Quotery
Quote #498

The future cannot be predicted, but futures can be invented.

Dennis Gabor

About This Quote

Dennis Gabor (1900–1979), the Hungarian-born British physicist who later won the 1971 Nobel Prize in Physics for inventing holography, often wrote and lectured about the social responsibilities of scientists and engineers. The line is associated with his mid‑20th‑century futurist thinking, when rapid technological change (electronics, automation, nuclear power) made long-range forecasting notoriously unreliable. In that setting, Gabor emphasized that while precise prediction is impossible in complex human-technical systems, deliberate human choices—especially in research, design, and policy—actively shape what comes next.

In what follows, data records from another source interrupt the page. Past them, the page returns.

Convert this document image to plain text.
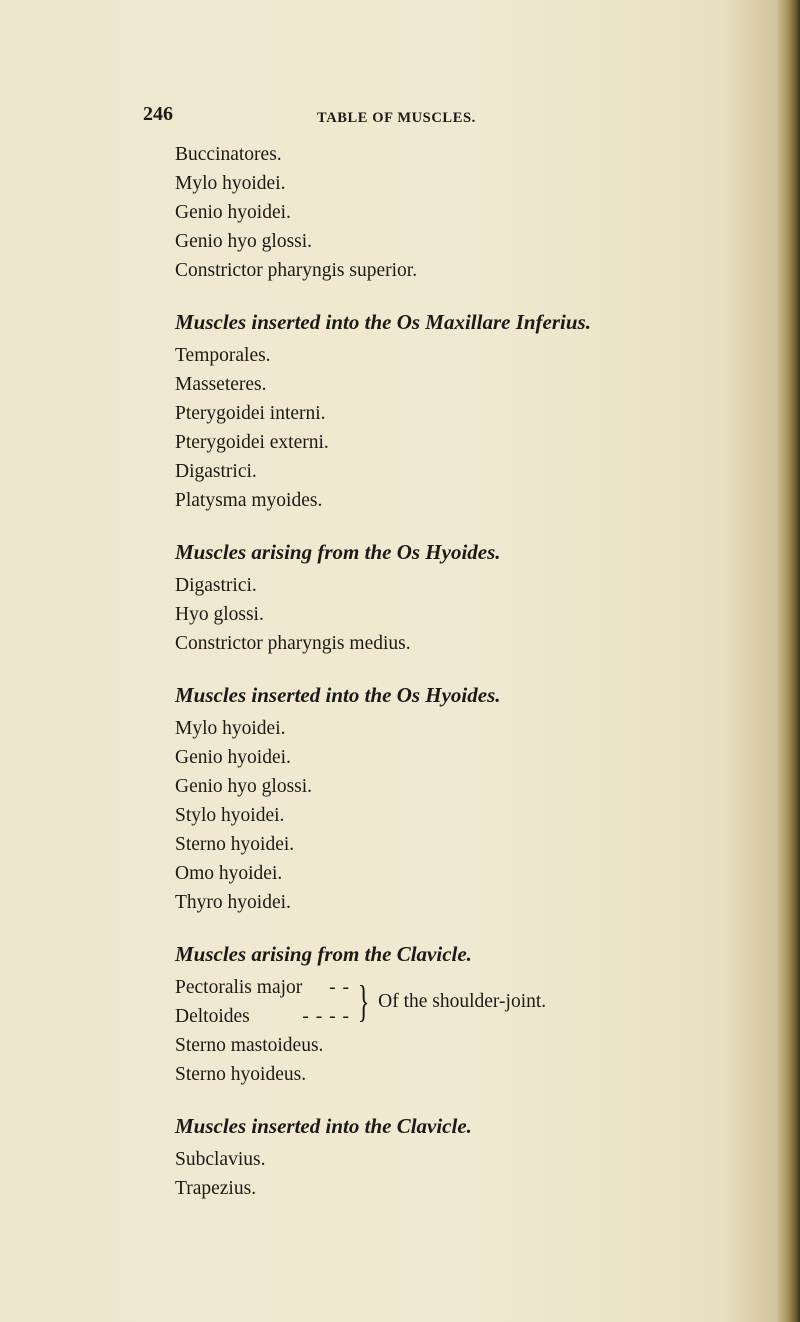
246	TABLE OF MUSCLES.
Buccinatores.
Mylo hyoidei.
Genio hyoidei.
Genio hyo glossi.
Constrictor pharyngis superior.
Muscles inserted into the Os Maxillare Inferius.
Temporales.
Masseteres.
Pterygoidei interni.
Pterygoidei externi.
Digastrici.
Platysma myoides.
Muscles arising from the Os Hyoides.
Digastrici.
Hyo glossi.
Constrictor pharyngis medius.
Muscles inserted into the Os Hyoides.
Mylo hyoidei.
Genio hyoidei.
Genio hyo glossi.
Stylo hyoidei.
Sterno hyoidei.
Omo hyoidei.
Thyro hyoidei.
Muscles arising from the Clavicle.
Pectoralis major - -
Deltoides	- - - - } Of the shoulder-joint.
Sterno mastoideus.
Sterno hyoideus.
Muscles inserted into the Clavicle.
Subclavius.
Trapezius.
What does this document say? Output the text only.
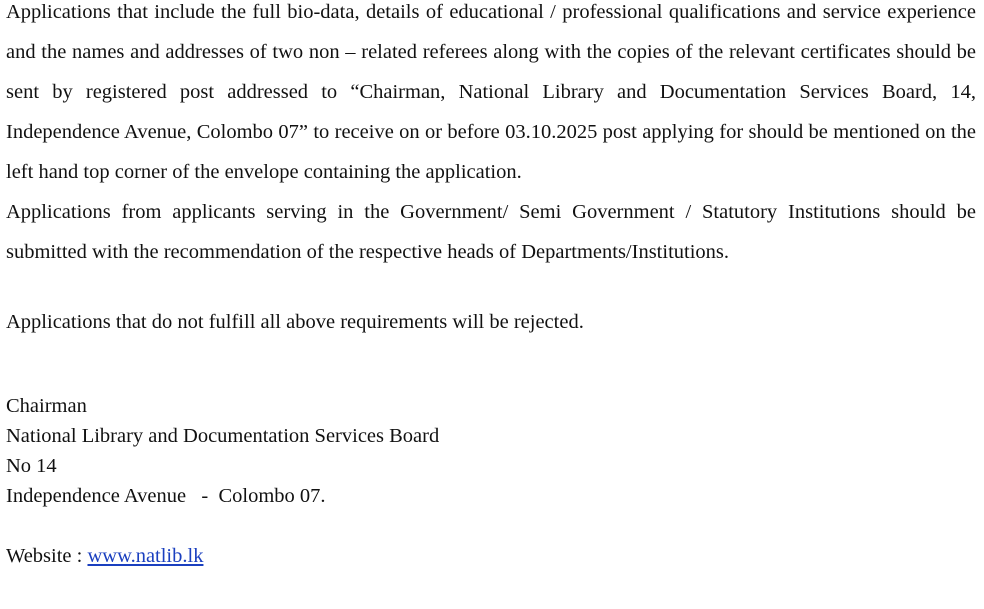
Applications that include the full bio-data, details of educational / professional qualifications and service experience and the names and addresses of two non – related referees along with the copies of the relevant certificates should be sent by registered post addressed to “Chairman, National Library and Documentation Services Board, 14, Independence Avenue, Colombo 07” to receive on or before 03.10.2025 post applying for should be mentioned on the left hand top corner of the envelope containing the application.

Applications from applicants serving in the Government/ Semi Government / Statutory Institutions should be submitted with the recommendation of the respective heads of Departments/Institutions.

Applications that do not fulfill all above requirements will be rejected.

Chairman
National Library and Documentation Services Board
No 14
Independence Avenue   -  Colombo 07.

Website : www.natlib.lk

The remark encapsulates his stance that the future is not merely awaited but constructed through invention and collective decision-making.

Interpretation

Gabor contrasts passive forecasting with active creation. “The future cannot be predicted” acknowledges the limits of extrapolation: innovation, political shocks, and unintended consequences routinely break linear forecasts. “But futures can be invented” shifts attention to agency and responsibility: multiple possible futures exist, and technology, institutions, and values help select among them. The plural “futures” implies alternatives rather than inevitability—different designs and priorities yield different outcomes. In a quotations context, the line is often used to argue for proactive innovation (and, implicitly, ethical stewardship): instead of treating the future as fate, we should treat it as a design problem shaped by imagination, experimentation, and choice.